Paulo não esquece que Jesus o curou da pior das lepras, o pecado. Para Lhe agradecer, não se limita a voltar atrás ou a construir um altar, antes está disposto a entregar a própria vida, “até ao ponto de estar preso a estas cadeias como um malfeitor.” Que importam a saúde ou a doença, a alegria ou a tristeza, a vida ou a morte, diante do amor infinito de Deus? Paulo não agradecerá o bastante enquanto não der tudo. E dará tudo até ao fim.

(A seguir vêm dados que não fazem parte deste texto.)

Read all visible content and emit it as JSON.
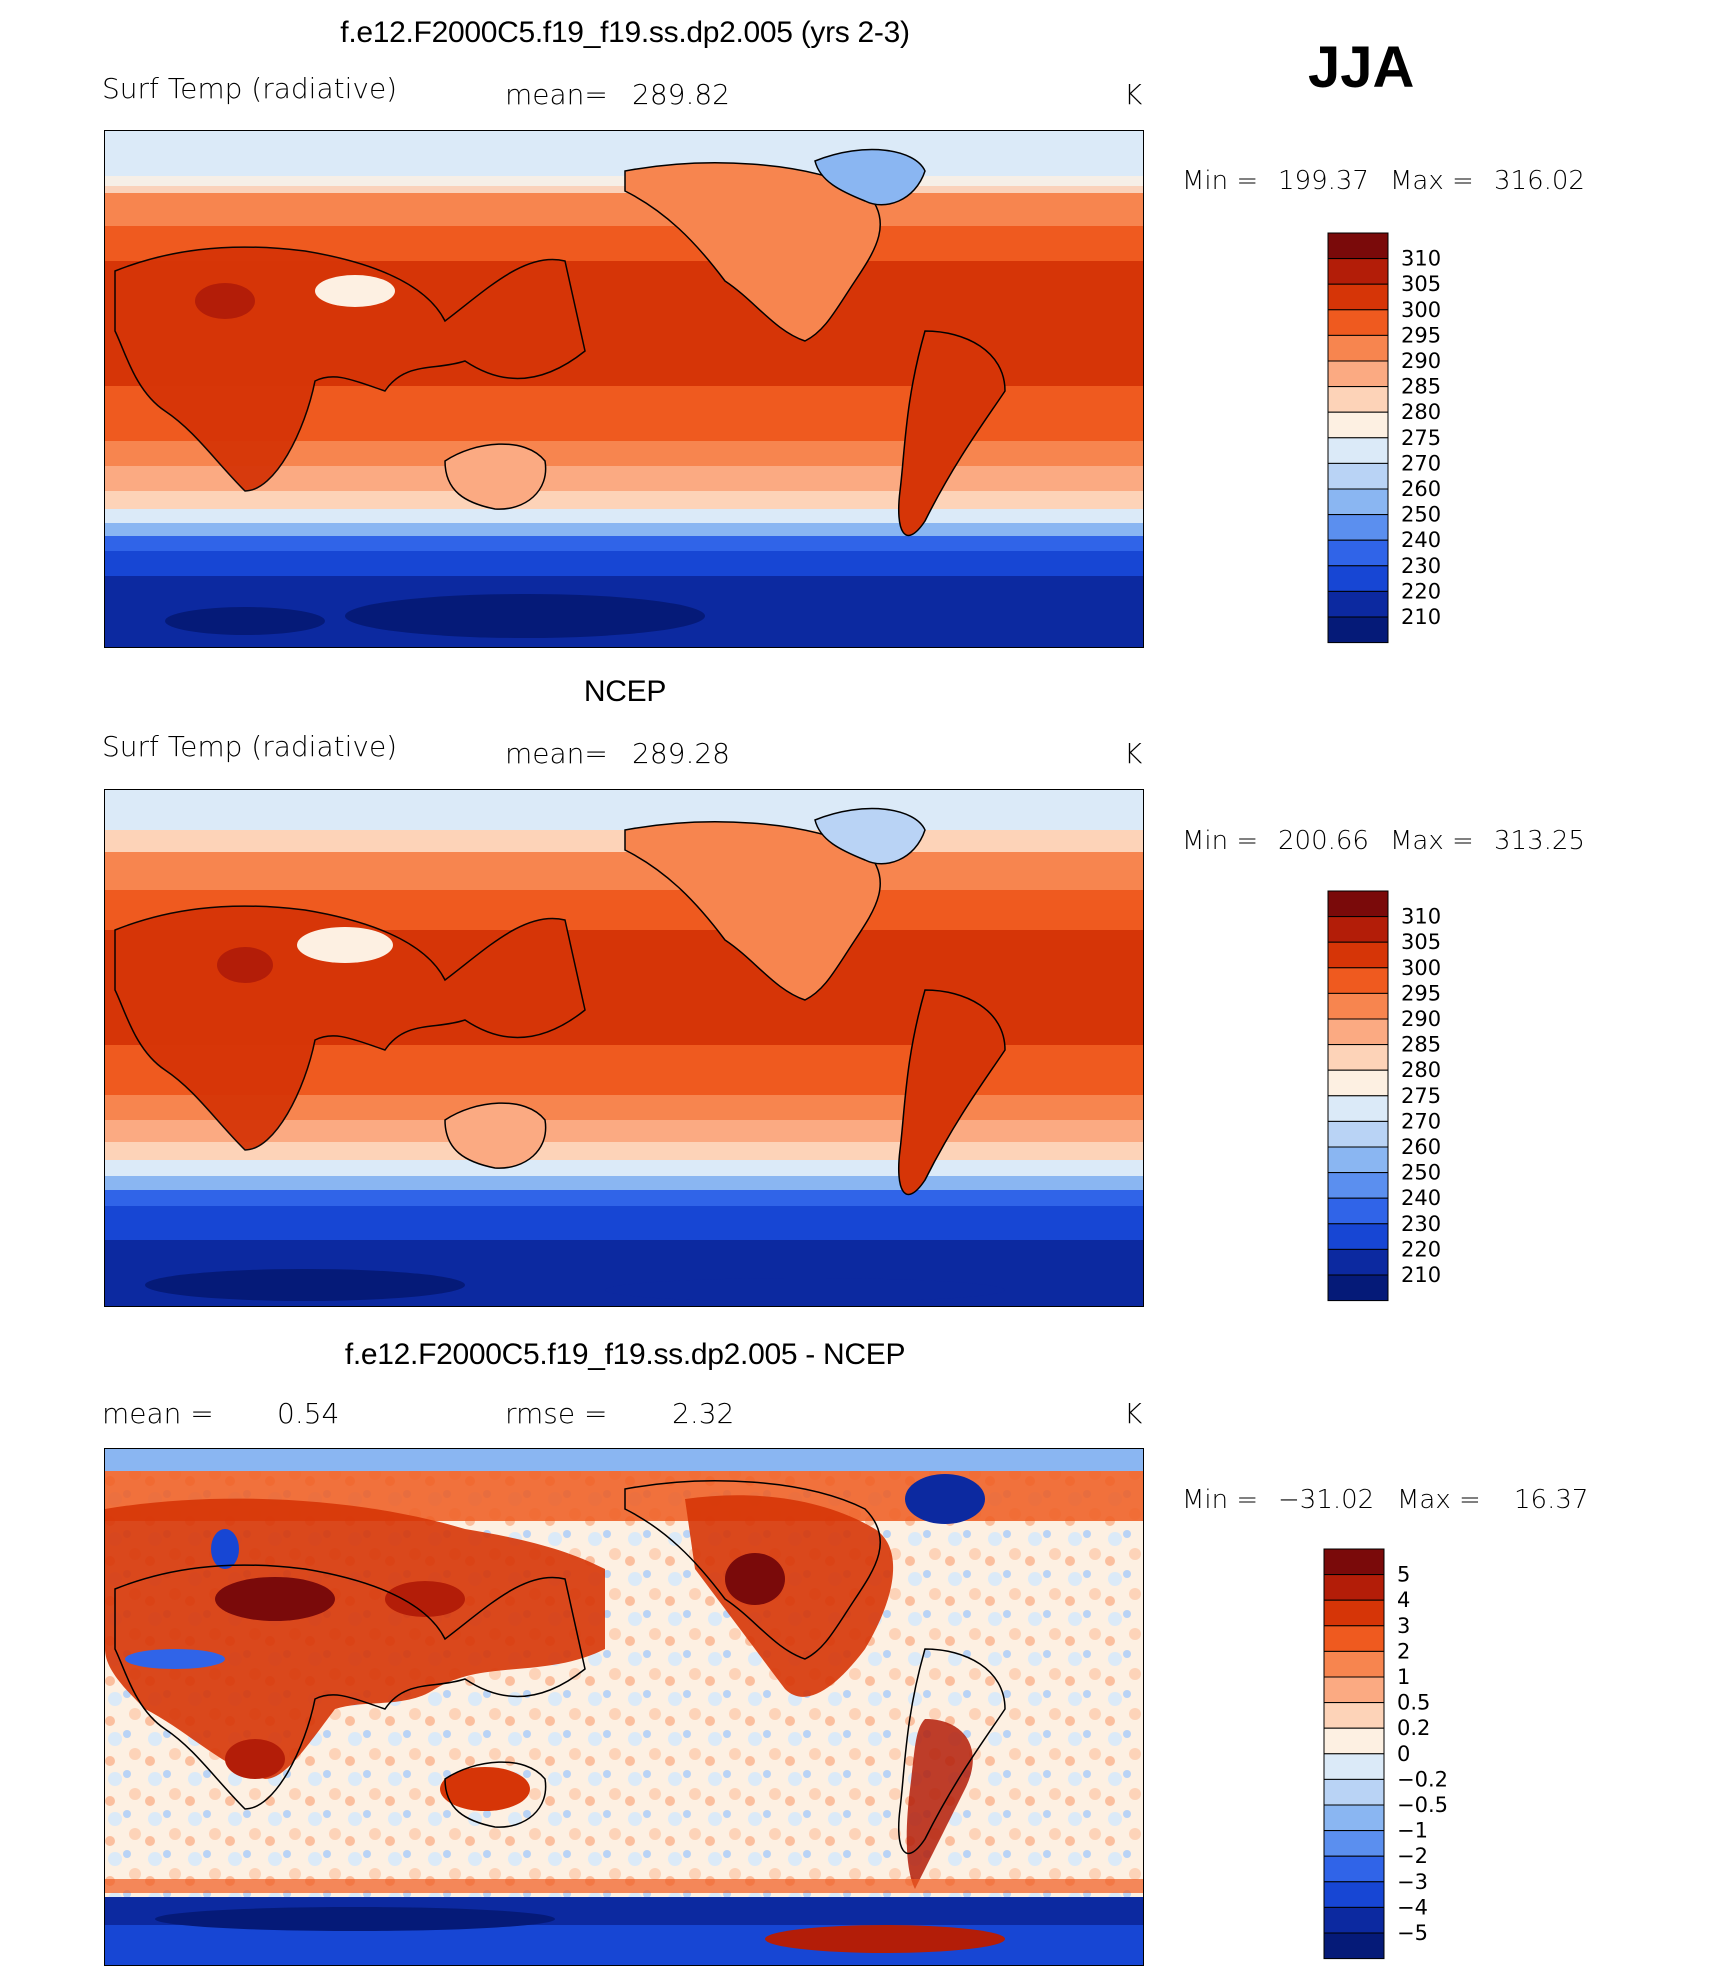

Hora da missa. Já terei dado conta da minha lepra? Saberei que sou estrangeiro neste mundo, e que tudo o que de Ti recebo é graça? Ou vivo convencido de que tenho os meus direitos, porque pertenço ao teu povo? Às vezes ainda acho que posso comprar-Te favores… “Jesus, tem compaixão de nós!” Faz-me descer, pois as águas puras da tua misericórdia correm lá em baixo, no vale da humildade! E que eu sempre saiba agradecer, cantando como o samaritano e Naamã, no auge da saúde; mas sobretudo, agradecer como Paulo, permanecendo fiel mesmo quando não recupero a saúde ou tudo corre mal… “Se morremos com Cristo, também com Ele viveremos; se sofremos com Cristo, também com Ele reinaremos”. Ámen!

6 Comments

  1. Isabel Miguel

    Faço das suas as minhas palavras Teresa: ” Faz-me descer, pois as águas puras da tua misericórdia correm lá em baixo, no vale da humildade! E que eu sempre saiba agradecer, cantando como o samaritano e Naamã, no auge da saúde; mas sobretudo, agradecer como Paulo, permanecendo fiel mesmo quando não recupero a saúde ou tudo corre mal…” Ámen!

  2. O dinheiro que compra tudo e todos…que compra sonhos, projetos, relações familiares…que pensa poder comprar a Vontade de Deus! Hoje penso na liberdade e na privação dela…e nessas lepras que nos privam de liberdade mais do que grades e muros altos mas que parecem ser tão mais discretas e subtis. Penso nas águas de Lourdes e na sede de cura de tanta gente. Na misericórdia de Jesus que se faz tão próximo exactamente de nós leprosos.
    Obrigada Teresa por esta reflexão! Bom Domingo!!!

  3. Este texto fez-me lembrar de quantas vezes eu não tenho coragem para pedir a Jesus que me cure da minha lepra e das maravilhas que Ele opera quando o faço.
    Obrigada teresa por esta reflexão.

  4. Isabel Marantes

    Querida Teresa,
    Obrigada por tão bela explicação da interligação entre as leituras de hoje!
    É tão difícil termos coragem de olhar para as nossas lepras, as lepras do nosso coração, as distorções que temos sobre o valor das coisas, sobre o valor das pessoas, sobre aquilo que realmente procuramos…Então tapamos as feridas, não só para ninguém ver, mas também para que nós não as vejamos… são feridas que doem só de olhar para elas. Mas se destaparmos cada ferida perante Jesus e O deixarmos curá-la, a ferida não volta a ser pele sã, a ferida torna-se uma cicatriz, por onde Jesus faz reflectir uma luz completamente nova. Isto é, Jesus tira sempre dessas cicatrizes um bem maior… Se nós deixarmos, claro…nunca tenhamos dúvida disso.
    Tenhamos pois a coragem te expor todas as nossas lepras, as nossas feridas à luz de Deus… Ele ama-nos com elas e apesar delas…e não nos esqueçamos que só Ele, com o nosso sim, as poderá transformar… as poderá glorificar…benditas sejam, então, essas feridas, Senhor, se através delas me uno mais a Ti…
    Bom domingo!

  5. Muito bonito e tanta coisa para reflectir… muito obrigada Teresa pelo texto e muito obrigada a todos pelas partilhas…

  6. Confortantes e inquietantes as suas palavras Teresa, tal como é a Palavra de Deus! Tantas lepras tenho para curar, Senhor!!! Mas sei que se tiver a humildade de te abrir o meu coração, virás cura-las, porém, que eu nunca perca a gratidão…que eu saiba sempre agradecer as maravilhas que operas na minha vida, ainda que muitas vezes não atues da forma que estava à espera.
    Que eu saiba, Senhor, aceitar a tua vontade e a tua forma de te fazeres presente na minha vida.
    Bem-haja Teresa por tão eloquente reflexão e sobretudo pela forma incisiva como as suas palavras acertam no meu coração, fazendo-o abrir-se para acolher as graças que o Senhor me concede todos os dias.
    Bem-hajm e Bendito seja Deus pela graça que vos foi dada!